ヴェステンラントの戦略

 ACU2310 6/10 ヴェステンラント合州国 陽の国 王都ルテティア・ノヴァ ノフペテン宮殿


「それで、東部戦線の様子はどうなのだ?」


 傲慢不遜の赤公オーギュスタンは、白公クロエに芝居がかった声で問いかけた。今日は珍しく、前線にいた大公を含め、七公の全てがここノフペテン宮殿に集まっている。

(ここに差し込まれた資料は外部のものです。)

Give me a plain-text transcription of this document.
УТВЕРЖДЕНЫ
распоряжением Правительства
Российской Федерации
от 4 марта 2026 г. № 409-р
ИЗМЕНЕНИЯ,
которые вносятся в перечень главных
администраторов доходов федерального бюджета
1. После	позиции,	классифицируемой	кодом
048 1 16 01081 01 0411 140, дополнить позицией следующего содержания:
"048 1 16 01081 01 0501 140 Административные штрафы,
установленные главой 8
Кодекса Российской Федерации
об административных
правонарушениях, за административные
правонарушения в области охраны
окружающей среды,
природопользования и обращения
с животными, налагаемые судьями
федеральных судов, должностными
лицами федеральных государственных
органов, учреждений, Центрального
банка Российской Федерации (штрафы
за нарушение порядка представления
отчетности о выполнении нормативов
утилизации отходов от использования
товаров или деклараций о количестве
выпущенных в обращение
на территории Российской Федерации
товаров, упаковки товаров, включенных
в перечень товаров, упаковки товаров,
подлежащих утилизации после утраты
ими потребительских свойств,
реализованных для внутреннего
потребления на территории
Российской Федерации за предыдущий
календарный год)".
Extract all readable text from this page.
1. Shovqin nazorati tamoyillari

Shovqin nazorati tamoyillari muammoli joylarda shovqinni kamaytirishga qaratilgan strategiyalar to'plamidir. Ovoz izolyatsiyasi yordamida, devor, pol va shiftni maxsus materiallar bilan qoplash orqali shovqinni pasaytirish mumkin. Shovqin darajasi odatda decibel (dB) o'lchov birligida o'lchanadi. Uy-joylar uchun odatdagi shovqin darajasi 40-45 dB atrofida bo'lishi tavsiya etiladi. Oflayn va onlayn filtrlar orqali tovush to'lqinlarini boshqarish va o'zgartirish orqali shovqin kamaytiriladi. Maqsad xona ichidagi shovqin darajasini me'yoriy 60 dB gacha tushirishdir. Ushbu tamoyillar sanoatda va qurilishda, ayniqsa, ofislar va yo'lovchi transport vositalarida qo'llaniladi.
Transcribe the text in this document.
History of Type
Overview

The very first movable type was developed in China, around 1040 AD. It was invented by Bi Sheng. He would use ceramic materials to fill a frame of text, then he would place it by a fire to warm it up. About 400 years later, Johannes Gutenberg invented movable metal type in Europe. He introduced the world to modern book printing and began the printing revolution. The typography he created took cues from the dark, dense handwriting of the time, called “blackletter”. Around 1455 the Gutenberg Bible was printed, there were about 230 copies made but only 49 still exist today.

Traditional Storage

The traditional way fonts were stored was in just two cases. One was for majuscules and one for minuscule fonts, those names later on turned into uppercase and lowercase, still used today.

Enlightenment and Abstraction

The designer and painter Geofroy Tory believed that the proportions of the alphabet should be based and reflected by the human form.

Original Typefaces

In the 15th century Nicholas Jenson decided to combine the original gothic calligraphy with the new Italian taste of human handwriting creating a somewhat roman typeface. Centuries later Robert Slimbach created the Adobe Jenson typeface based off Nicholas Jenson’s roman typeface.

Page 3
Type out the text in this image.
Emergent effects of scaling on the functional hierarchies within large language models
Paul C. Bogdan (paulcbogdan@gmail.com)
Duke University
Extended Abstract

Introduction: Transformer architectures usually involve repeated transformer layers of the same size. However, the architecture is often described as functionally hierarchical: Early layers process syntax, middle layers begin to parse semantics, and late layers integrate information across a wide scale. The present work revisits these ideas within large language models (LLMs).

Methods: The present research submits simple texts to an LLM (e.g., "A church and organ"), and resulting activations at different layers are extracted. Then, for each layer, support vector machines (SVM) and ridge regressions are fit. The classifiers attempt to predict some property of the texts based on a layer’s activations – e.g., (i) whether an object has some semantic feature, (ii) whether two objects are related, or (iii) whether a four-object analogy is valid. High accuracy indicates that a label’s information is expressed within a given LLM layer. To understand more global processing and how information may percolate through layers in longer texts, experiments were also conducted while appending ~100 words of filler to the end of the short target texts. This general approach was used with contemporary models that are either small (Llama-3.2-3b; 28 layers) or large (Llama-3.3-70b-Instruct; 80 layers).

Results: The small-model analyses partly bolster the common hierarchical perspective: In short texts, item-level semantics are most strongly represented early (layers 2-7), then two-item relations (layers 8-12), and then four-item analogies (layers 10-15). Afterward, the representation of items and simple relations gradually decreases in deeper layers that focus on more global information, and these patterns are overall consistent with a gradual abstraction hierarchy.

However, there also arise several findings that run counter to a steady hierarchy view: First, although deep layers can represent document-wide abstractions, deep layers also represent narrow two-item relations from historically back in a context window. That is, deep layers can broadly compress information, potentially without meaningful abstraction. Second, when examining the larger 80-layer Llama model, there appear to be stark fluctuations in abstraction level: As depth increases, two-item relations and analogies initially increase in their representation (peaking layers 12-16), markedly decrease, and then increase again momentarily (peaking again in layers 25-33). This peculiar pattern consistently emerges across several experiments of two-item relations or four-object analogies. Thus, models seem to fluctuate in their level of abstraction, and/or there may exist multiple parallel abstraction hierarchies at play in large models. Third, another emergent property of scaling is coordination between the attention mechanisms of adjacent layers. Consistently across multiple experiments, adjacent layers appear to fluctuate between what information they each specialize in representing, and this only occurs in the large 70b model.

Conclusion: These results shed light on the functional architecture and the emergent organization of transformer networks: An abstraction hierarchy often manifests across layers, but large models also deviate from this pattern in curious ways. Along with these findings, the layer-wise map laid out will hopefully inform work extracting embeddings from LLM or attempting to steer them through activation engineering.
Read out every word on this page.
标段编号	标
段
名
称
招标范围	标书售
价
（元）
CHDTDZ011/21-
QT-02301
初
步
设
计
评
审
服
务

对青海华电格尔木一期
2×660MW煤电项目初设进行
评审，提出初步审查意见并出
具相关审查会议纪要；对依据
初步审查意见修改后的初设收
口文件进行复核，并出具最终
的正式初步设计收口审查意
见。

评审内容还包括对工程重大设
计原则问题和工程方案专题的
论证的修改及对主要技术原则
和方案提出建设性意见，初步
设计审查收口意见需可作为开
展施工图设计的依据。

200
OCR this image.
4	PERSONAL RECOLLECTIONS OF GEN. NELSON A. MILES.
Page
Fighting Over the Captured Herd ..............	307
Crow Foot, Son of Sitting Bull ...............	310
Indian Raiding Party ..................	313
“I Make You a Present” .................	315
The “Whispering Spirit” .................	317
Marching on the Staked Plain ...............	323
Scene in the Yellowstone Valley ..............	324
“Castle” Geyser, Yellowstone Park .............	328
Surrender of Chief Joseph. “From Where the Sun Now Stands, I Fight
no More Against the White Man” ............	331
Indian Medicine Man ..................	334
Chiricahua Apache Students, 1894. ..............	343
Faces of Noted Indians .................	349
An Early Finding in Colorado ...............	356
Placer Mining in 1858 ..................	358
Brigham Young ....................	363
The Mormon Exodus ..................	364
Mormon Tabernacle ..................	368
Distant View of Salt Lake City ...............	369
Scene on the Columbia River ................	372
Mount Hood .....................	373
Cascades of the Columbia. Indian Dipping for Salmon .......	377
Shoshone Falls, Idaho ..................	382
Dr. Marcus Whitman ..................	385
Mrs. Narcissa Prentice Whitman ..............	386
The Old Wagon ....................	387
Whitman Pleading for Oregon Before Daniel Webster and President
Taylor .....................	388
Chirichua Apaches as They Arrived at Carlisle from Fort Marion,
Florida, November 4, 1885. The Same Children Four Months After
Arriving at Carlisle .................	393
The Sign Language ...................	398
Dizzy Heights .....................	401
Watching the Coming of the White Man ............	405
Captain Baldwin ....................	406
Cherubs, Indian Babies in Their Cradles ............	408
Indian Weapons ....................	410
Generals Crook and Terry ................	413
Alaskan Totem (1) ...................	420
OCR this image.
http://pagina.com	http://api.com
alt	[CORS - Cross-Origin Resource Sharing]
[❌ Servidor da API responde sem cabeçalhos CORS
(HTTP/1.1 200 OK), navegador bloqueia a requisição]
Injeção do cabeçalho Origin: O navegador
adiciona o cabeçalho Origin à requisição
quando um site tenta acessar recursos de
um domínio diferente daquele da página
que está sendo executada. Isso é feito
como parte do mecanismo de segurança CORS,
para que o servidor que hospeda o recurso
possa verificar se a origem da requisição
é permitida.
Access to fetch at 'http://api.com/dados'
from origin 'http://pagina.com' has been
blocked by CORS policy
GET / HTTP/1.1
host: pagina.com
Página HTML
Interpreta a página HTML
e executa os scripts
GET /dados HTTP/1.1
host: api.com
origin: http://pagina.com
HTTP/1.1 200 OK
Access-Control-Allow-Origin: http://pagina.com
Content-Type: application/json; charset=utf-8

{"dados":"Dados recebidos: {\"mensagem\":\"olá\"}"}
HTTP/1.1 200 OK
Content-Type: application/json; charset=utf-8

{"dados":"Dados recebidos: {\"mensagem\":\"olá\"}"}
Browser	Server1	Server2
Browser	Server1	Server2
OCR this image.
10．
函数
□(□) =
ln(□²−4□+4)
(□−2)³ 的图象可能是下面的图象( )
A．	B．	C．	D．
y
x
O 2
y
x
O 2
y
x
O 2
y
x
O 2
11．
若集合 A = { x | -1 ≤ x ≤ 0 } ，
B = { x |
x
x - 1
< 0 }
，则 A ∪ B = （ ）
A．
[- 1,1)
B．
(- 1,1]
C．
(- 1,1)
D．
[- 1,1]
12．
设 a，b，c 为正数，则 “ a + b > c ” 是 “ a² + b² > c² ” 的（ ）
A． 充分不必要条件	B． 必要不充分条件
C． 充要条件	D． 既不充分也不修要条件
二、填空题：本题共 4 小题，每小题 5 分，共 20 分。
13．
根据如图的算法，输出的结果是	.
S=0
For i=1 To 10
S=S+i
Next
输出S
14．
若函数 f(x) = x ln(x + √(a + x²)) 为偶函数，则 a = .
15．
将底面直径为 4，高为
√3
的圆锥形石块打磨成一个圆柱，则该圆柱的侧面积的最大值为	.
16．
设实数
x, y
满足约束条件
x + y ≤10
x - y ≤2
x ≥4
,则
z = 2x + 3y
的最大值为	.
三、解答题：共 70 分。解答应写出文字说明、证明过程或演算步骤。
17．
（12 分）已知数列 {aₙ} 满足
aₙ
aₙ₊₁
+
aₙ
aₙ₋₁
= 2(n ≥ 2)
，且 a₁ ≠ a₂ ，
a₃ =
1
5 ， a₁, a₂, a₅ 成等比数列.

「まあ、戦線を進めるのは今のところ不可能、或いは割に合わないと言わざるを得ません」

「割に合わないとは、突破したとしても損害が大き過ぎるという意味かな?」

「はい。ノエルの考案した坑道戦術だけはその点でもかなり有力な作戦でしたが、ゲルマニア軍に見破られて無力化されてしまいました」


 坑道戦術は十分に許容可能な損害で大規模な塹壕線の破壊に成功した。だがそれは、水の入った瓶を埋めておくという方法で簡単に無力化されてしまった。


「なるほど。流石は我が娘といったところだな」


 オーギュスタンはいつも通りの男らしい声でよく分からないことを言う。この男は娘のノエルのこととなると知能が10パーセントくらいに低下するのだ。


「……どう解釈したらそうなるのですか?」

「ん? どういうことだ?」

「……まあいいです。忘れて下さい」

「そうか」


 クロエは言葉による説明が用を為さないと悟った。


「それでは次に、西部戦線の様子はどうだね?」


 赤公オーギュスタンは誰に向かってでもなく声を響かせた。だが実質的には大八洲皇國との戦争を担当している青公オリヴィアと黄公ドロシアに向けたものだった。


 青公オリヴィアはおずおずとして答えるのに窮しているようで、黄公ドロシアが溜息を吐きながら答える。


「わざわざ報告するまでもないと思うけど、膠着よ。こっちから攻め込もうとも思えないし、向こうも動かないわ」

「君ともあろう者が敵を相手に怖じ気づいているとは、珍しいこともあるものだな」

「チッ。うるさいわね……」


 今日はドロシアの酷い態度も姿を潜めている。それは彼女が本当に敵を恐れていることの証左と言えるだろう。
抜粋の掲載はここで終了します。